Pas prosélyte Fantazio saute facilement du français à l'anglais (à l'espagnol aussi) pour déclamer sa prose riche et habitée autant par le dégoût de notre société asociale que par un surréalisme de cartoon et une envie d'inviter l'autre, un désir qui se ressent par ses couleurs musicales hors frontières. On note même deux courtes tirades de Bernadette Laffont prenant position pour Frantz Fanon l'anti-colonialiste père du tiers-mondisme.

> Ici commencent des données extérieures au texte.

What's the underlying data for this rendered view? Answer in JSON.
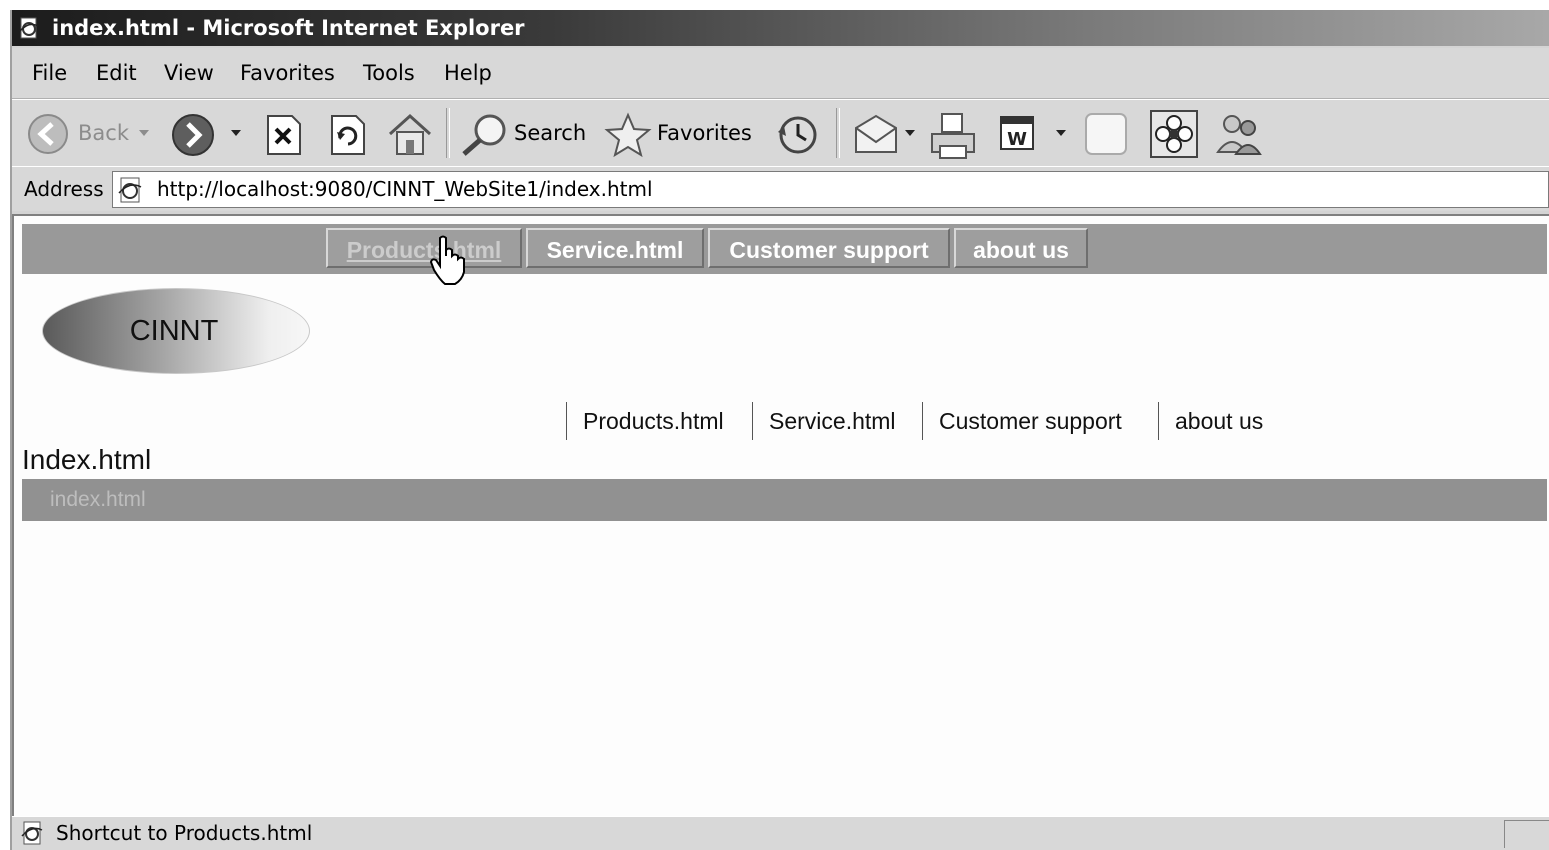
{
  "window": {
    "title": "index.html - Microsoft Internet Explorer"
  },
  "menu": {
    "items": [
      "File",
      "Edit",
      "View",
      "Favorites",
      "Tools",
      "Help"
    ]
  },
  "toolbar": {
    "back_label": "Back",
    "search_label": "Search",
    "favorites_label": "Favorites"
  },
  "address": {
    "label": "Address",
    "url": "http://localhost:9080/CINNT_WebSite1/index.html"
  },
  "page": {
    "topnav": [
      "Products.html",
      "Service.html",
      "Customer support",
      "about us"
    ],
    "logo_text": "CINNT",
    "subnav": [
      "Products.html",
      "Service.html",
      "Customer support",
      "about us"
    ],
    "heading": "Index.html",
    "breadcrumb": "index.html"
  },
  "status": {
    "text": "Shortcut to Products.html"
  }
}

Cinq mille ans de danse crue... et de grands pas chassés, un titre qui nous fait remonter à la protohistoire, est joyeusement corrosif à la manière d'un Captain Beefheart. Dément peut-on se dire, mais Fantazio n'est pas dément puisque tout à fait conscient et maître de son art, ce qui est encore plus impressionnant et finit de vous convertir et de vous laisser embarquer sur le parquet pour une danse entre valse et pogo.